We watch as we have every year. And they run and jump and throw and vault and occasionally -- they fall. Tripped by the foot of another or by their own missteps, they fall to the ground of this hallowed track. Be they Olympic star or teenage unknown, we all gasp.
The runner has a choice. Stay down and grieve what may have been or get up and keep running.
The Penn Relays -- which bless Franklin Field every last weekend of April -- have replayed this scene an innumerable amount of times over the course of its 119 years. The runner who has looked forward to this race all season long is only asked to move the baton 100 or perhaps 400 meters and pass it along to their brother or sister. But each year, someone's path is not run unencumbered, and they trip and fall down in front of the thousands of spectators in attendance.
And I sit in the metal stands with eyes that cannot help but well up, unsure whether they will be sad or happy tears. Sad if she stays down and is forced to carry that burden for the entire bus or plane ride home. But perhaps they will be happy tears if she gets up and keeps running amidst the pain and amidst the setbacks.
She keeps running.
For me this year, The Penn Relays are arriving right on time. Sports in a sense can provide a kind of escape like other forms of entertainment. But at their best they can serve a greater purpose than simple distraction or a fun pastime. Sports, or more specifically athletes can provide inspiration. They can bring hope. That is what The Relays will be this week for me.

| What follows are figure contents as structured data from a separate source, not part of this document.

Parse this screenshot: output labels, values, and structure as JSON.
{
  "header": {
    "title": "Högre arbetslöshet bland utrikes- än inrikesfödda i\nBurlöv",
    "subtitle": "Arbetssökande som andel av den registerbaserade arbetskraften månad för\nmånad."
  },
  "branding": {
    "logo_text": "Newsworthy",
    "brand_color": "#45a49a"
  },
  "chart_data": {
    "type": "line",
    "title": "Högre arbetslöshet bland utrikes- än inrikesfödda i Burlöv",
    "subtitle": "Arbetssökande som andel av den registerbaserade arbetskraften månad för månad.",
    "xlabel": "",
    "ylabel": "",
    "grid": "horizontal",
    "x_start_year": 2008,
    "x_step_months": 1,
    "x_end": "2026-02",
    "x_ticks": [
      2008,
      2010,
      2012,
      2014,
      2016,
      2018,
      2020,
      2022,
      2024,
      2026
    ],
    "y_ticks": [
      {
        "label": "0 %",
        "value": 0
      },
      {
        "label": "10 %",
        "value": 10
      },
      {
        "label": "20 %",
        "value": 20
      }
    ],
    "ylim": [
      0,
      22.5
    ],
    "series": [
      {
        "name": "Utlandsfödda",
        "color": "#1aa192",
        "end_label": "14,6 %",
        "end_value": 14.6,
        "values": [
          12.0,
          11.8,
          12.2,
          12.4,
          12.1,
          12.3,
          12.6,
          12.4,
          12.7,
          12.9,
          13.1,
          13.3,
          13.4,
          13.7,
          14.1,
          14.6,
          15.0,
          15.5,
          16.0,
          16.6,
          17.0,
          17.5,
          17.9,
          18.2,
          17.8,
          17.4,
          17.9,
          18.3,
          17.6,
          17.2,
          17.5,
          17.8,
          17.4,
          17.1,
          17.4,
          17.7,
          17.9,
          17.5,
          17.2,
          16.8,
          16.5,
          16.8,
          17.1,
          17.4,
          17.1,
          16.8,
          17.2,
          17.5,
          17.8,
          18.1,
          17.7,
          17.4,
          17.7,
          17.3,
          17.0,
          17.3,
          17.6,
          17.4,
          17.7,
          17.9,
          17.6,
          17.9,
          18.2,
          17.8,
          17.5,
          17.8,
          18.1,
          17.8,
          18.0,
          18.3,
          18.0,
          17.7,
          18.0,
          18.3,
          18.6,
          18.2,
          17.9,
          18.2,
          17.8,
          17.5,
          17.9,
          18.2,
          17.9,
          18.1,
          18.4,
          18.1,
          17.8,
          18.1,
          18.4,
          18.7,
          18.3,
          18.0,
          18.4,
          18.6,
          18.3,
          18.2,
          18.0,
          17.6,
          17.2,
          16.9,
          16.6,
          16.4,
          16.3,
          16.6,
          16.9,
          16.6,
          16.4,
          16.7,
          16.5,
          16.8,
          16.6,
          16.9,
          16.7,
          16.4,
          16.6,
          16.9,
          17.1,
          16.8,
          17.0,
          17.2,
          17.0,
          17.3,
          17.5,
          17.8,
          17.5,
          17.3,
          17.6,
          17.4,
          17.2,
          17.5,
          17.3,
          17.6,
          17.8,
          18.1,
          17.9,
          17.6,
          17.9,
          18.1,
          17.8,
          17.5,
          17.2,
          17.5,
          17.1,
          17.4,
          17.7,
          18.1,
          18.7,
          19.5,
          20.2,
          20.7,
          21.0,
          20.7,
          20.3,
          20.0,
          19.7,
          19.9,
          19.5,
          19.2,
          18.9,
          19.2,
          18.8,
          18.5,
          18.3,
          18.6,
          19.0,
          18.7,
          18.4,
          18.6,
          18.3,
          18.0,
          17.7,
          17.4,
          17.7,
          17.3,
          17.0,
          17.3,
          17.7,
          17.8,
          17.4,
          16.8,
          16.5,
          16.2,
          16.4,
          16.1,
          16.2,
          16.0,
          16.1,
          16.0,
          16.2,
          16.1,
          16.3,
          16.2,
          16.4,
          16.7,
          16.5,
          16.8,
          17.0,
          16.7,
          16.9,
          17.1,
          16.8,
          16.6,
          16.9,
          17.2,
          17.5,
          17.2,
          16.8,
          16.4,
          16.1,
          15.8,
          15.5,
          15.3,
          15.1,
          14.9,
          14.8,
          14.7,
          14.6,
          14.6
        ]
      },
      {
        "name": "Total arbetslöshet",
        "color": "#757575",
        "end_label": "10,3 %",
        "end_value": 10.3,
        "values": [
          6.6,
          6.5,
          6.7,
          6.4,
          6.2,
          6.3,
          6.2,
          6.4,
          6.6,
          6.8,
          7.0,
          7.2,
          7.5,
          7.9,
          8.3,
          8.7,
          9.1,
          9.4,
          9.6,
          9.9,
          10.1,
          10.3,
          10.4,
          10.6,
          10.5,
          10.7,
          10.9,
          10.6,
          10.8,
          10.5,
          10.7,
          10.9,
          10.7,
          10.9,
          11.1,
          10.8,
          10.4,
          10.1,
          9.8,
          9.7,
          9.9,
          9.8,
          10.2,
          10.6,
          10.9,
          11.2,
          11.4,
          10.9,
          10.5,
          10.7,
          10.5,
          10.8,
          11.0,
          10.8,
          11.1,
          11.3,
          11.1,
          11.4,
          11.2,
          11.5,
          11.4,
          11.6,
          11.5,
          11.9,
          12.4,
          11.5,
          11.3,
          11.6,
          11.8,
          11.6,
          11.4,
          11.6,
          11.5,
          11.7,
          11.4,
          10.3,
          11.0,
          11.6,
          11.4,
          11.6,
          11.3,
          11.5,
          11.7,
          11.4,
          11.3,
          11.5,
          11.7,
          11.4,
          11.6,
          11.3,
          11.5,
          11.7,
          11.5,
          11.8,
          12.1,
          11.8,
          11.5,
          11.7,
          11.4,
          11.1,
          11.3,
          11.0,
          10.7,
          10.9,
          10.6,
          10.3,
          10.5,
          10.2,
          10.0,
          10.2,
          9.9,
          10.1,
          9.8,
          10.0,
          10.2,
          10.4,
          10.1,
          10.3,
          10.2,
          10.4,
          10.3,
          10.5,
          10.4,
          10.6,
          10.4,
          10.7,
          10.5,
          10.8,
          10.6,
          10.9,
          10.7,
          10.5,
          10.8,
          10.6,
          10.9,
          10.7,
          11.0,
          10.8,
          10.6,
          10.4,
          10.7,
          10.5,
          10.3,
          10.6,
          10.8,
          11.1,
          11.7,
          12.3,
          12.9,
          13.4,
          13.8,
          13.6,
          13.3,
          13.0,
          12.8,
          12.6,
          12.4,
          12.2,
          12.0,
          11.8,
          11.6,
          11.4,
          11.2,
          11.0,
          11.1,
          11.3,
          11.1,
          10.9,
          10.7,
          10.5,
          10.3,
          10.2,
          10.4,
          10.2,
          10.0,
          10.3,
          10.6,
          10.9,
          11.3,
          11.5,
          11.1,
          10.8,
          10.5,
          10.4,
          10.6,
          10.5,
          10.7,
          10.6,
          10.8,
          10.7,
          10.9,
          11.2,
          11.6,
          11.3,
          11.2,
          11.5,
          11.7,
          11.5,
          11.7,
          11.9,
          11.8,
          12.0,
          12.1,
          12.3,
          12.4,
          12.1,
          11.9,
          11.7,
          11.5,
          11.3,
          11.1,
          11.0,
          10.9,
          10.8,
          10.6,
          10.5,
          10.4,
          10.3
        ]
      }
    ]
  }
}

Seeing so many women and men running, it will be difficult not to think of the tragedy that occurred at this year's Boston Marathon. One of the images from that painful afternoon that has stayed with me is of an older runner who was wearing an orange top and black shorts who immediately after the first explosion, fell to the ground just a few steps before the finish line. Our nation fell down with him as we, whether in Boston or not, also felt the impact of the terrifying blast.

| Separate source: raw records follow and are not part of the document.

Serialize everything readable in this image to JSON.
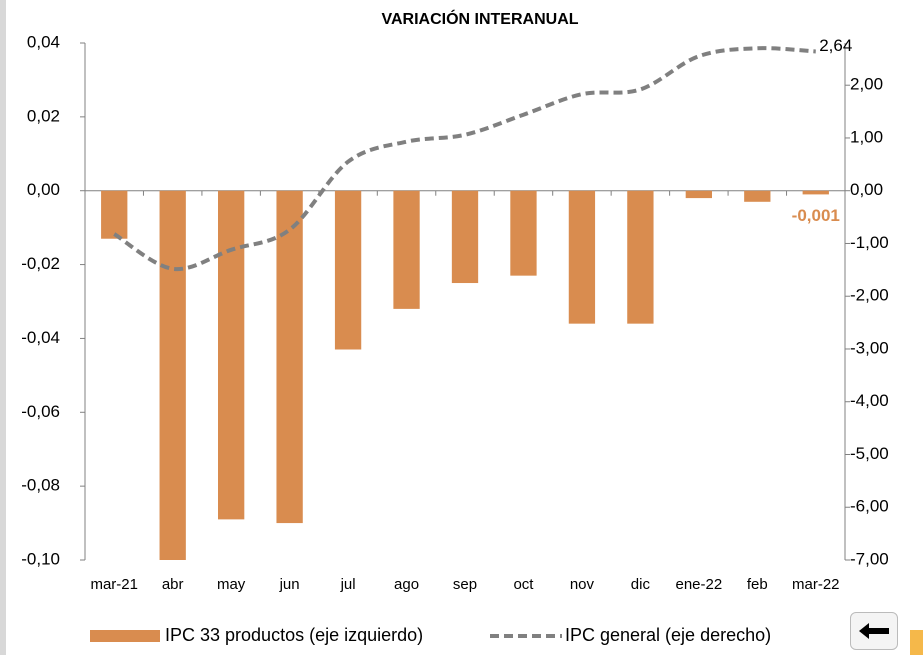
{
  "chart_data": {
    "type": "bar-line",
    "title": "VARIACIÓN INTERANUAL",
    "categories": [
      "mar-21",
      "abr",
      "may",
      "jun",
      "jul",
      "ago",
      "sep",
      "oct",
      "nov",
      "dic",
      "ene-22",
      "feb",
      "mar-22"
    ],
    "series": [
      {
        "name": "IPC 33 productos (eje izquierdo)",
        "type": "bar",
        "color": "#d98c4f",
        "axis": "y",
        "values": [
          -0.013,
          -0.1,
          -0.089,
          -0.09,
          -0.043,
          -0.032,
          -0.025,
          -0.023,
          -0.036,
          -0.036,
          -0.002,
          -0.003,
          -0.001
        ],
        "value_labels": [
          null,
          null,
          null,
          null,
          null,
          null,
          null,
          null,
          null,
          null,
          null,
          null,
          "-0,001"
        ]
      },
      {
        "name": "IPC general (eje derecho)",
        "type": "line",
        "color": "#808080",
        "axis": "y2",
        "values": [
          -0.82,
          -1.48,
          -1.12,
          -0.74,
          0.55,
          0.93,
          1.06,
          1.44,
          1.83,
          1.92,
          2.55,
          2.7,
          2.64
        ],
        "value_labels": [
          null,
          null,
          null,
          null,
          null,
          null,
          null,
          null,
          null,
          null,
          null,
          null,
          "2,64"
        ]
      }
    ],
    "ylim": [
      -0.1,
      0.04
    ],
    "yticks": [
      {
        "value": -0.1,
        "label": "-0,10"
      },
      {
        "value": -0.08,
        "label": "-0,08"
      },
      {
        "value": -0.06,
        "label": "-0,06"
      },
      {
        "value": -0.04,
        "label": "-0,04"
      },
      {
        "value": -0.02,
        "label": "-0,02"
      },
      {
        "value": 0,
        "label": "0,00"
      },
      {
        "value": 0.02,
        "label": "0,02"
      },
      {
        "value": 0.04,
        "label": "0,04"
      }
    ],
    "y2lim": [
      -7,
      2.8
    ],
    "y2ticks": [
      {
        "value": -7,
        "label": "-7,00"
      },
      {
        "value": -6,
        "label": "-6,00"
      },
      {
        "value": -5,
        "label": "-5,00"
      },
      {
        "value": -4,
        "label": "-4,00"
      },
      {
        "value": -3,
        "label": "-3,00"
      },
      {
        "value": -2,
        "label": "-2,00"
      },
      {
        "value": -1,
        "label": "-1,00"
      },
      {
        "value": 0,
        "label": "0,00"
      },
      {
        "value": 1,
        "label": "1,00"
      },
      {
        "value": 2,
        "label": "2,00"
      }
    ],
    "legend": "bottom"
  }
}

It's not easy getting back up after being knocked down like that. But we have.
To me this is the spirit of The Penn Relays. It's not the speed which inspires me the most each year, it's the heart that I see displayed. Seeing a 400 meter runner catch up with and race around a competitor will get us all Wooing in unison. And dashing towards a meet, U.S. or World Record will certainly bring out the shaking heads and the "Did you see that" refrains from the old men in the stands with the stopwatches. But it takes the heart of an athlete who gets up after falling, who still gives their best even when they are in last place, who can draw from wells previously unknown and muster the courage and energy necessary to will their tired legs back into the race, to truly move and inspire the crowd.
This is what has brought me back year after year ever since my dad first brought me as child. Eventually I had my own chance to run in the relays. And I remember feeling a terror that was nearly paralyzing. All of our track meets back home in Baltimore had 30-ish people watching. At The Relays we were running in front of 50,000. Likewise, having been to the famous Philadelphia meet, I knew just how fast the competition was going to be. Terror.

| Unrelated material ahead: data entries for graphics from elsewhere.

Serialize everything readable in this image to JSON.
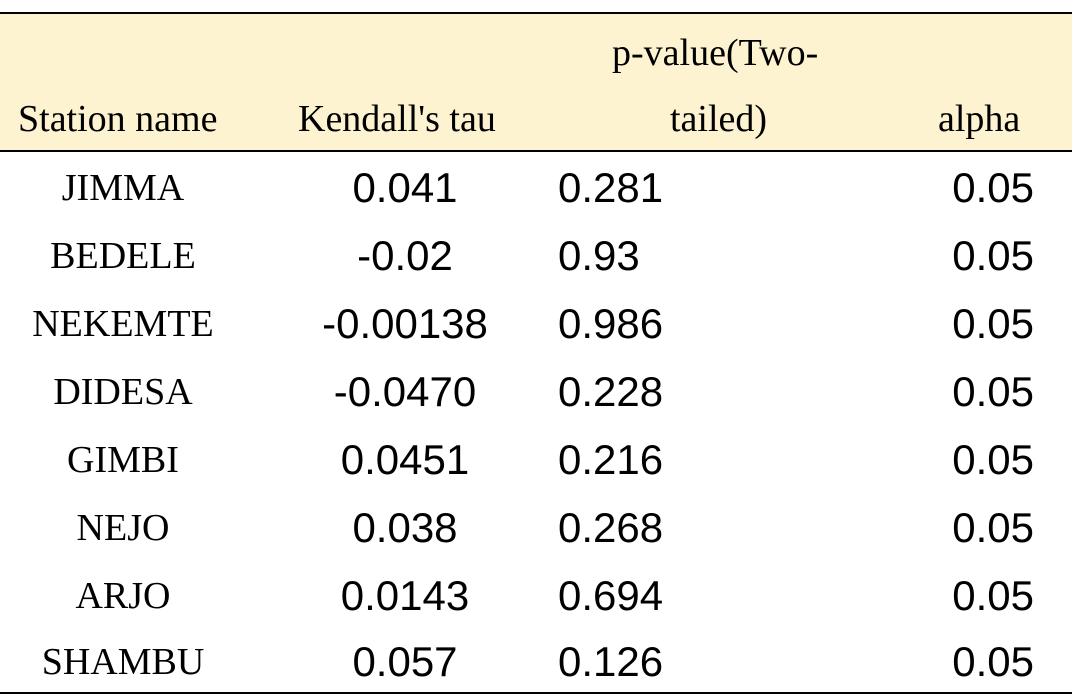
{
  "table": {
    "headers": {
      "station": "Station name",
      "tau": "Kendall's tau",
      "p_line1": "p-value(Two-",
      "p_line2": "tailed)",
      "alpha": "alpha"
    },
    "rows": [
      {
        "station": "JIMMA",
        "tau": "0.041",
        "p": "0.281",
        "alpha": "0.05"
      },
      {
        "station": "BEDELE",
        "tau": "-0.02",
        "p": "0.93",
        "alpha": "0.05"
      },
      {
        "station": "NEKEMTE",
        "tau": "-0.00138",
        "p": "0.986",
        "alpha": "0.05"
      },
      {
        "station": "DIDESA",
        "tau": "-0.0470",
        "p": "0.228",
        "alpha": "0.05"
      },
      {
        "station": "GIMBI",
        "tau": "0.0451",
        "p": "0.216",
        "alpha": "0.05"
      },
      {
        "station": "NEJO",
        "tau": "0.038",
        "p": "0.268",
        "alpha": "0.05"
      },
      {
        "station": "ARJO",
        "tau": "0.0143",
        "p": "0.694",
        "alpha": "0.05"
      },
      {
        "station": "SHAMBU",
        "tau": "0.057",
        "p": "0.126",
        "alpha": "0.05"
      }
    ]
  },
  "colors": {
    "header_background": "#fdf3d1",
    "rule": "#000000"
  }
}
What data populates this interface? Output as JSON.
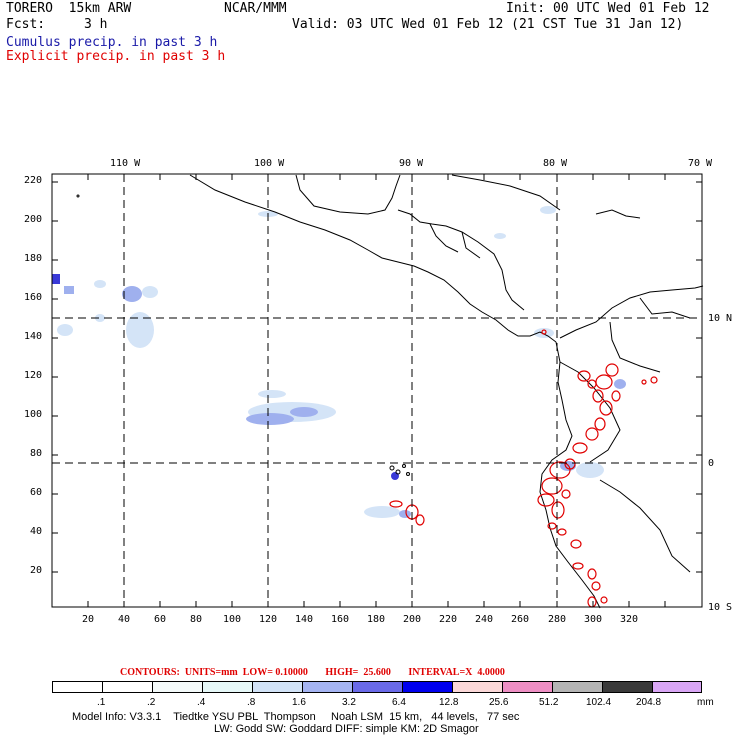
{
  "header": {
    "model": "TORERO  15km ARW",
    "org": "NCAR/MMM",
    "init": "Init: 00 UTC Wed 01 Feb 12",
    "fcst_label": "Fcst:",
    "fcst_value": "3 h",
    "valid": "Valid: 03 UTC Wed 01 Feb 12 (21 CST Tue 31 Jan 12)",
    "legend_cumulus": "Cumulus precip. in past 3 h",
    "legend_explicit": "Explicit precip. in past 3 h"
  },
  "map": {
    "lon_labels": [
      "110 W",
      "100 W",
      "90 W",
      "80 W",
      "70 W"
    ],
    "lat_labels": [
      "10 N",
      "0",
      "10 S"
    ],
    "x_ticks": [
      "20",
      "40",
      "60",
      "80",
      "100",
      "120",
      "140",
      "160",
      "180",
      "200",
      "220",
      "240",
      "260",
      "280",
      "300",
      "320"
    ],
    "y_ticks": [
      "20",
      "40",
      "60",
      "80",
      "100",
      "120",
      "140",
      "160",
      "180",
      "200",
      "220"
    ],
    "colors": {
      "cumulus_light": "#d4e4f7",
      "cumulus_mid": "#9fb0ee",
      "cumulus_dark": "#3a3ad8",
      "explicit_contour": "#e00000",
      "coastline": "#000000",
      "grid": "#000000"
    }
  },
  "footer": {
    "contours": "CONTOURS:  UNITS=mm  LOW= 0.10000       HIGH=  25.600       INTERVAL=X  4.0000",
    "colorbar_labels": [
      ".1",
      ".2",
      ".4",
      ".8",
      "1.6",
      "3.2",
      "6.4",
      "12.8",
      "25.6",
      "51.2",
      "102.4",
      "204.8"
    ],
    "colorbar_unit": "mm",
    "colorbar_colors": [
      "#ffffff",
      "#ffffff",
      "#f4fafa",
      "#e6f8f8",
      "#d2e3f7",
      "#a5b4f2",
      "#6a6ae8",
      "#0000ee",
      "#fbd8d8",
      "#ee8fc4",
      "#b4b4b4",
      "#3a3a3a",
      "#d9a6f5"
    ],
    "model_info_line1": "Model Info: V3.3.1    Tiedtke YSU PBL  Thompson     Noah LSM  15 km,   44 levels,   77 sec",
    "model_info_line2": "LW: Godd SW: Goddard DIFF: simple KM: 2D Smagor"
  }
}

But with the help of great coaches and brave teammates, I made it to the track and ran the third leg successfully getting the baton to Terrance who finished the race for us.
Running through terror takes courage. It takes teammates who will run along side of you. It takes an awareness of the great cloud of witnesses who are cheering us along. And it takes a runner who will keep running even after they fall. I am proud of not only our running community but our entire nation who has kept running after we were tripped up in Boston. Terror has not stopped The Penn Relays from happening. It won't stop the Boston Marathon from running again next year. And it won't paralyze us with fear as a nation or world. We must keep running. Our children are waiting for the baton.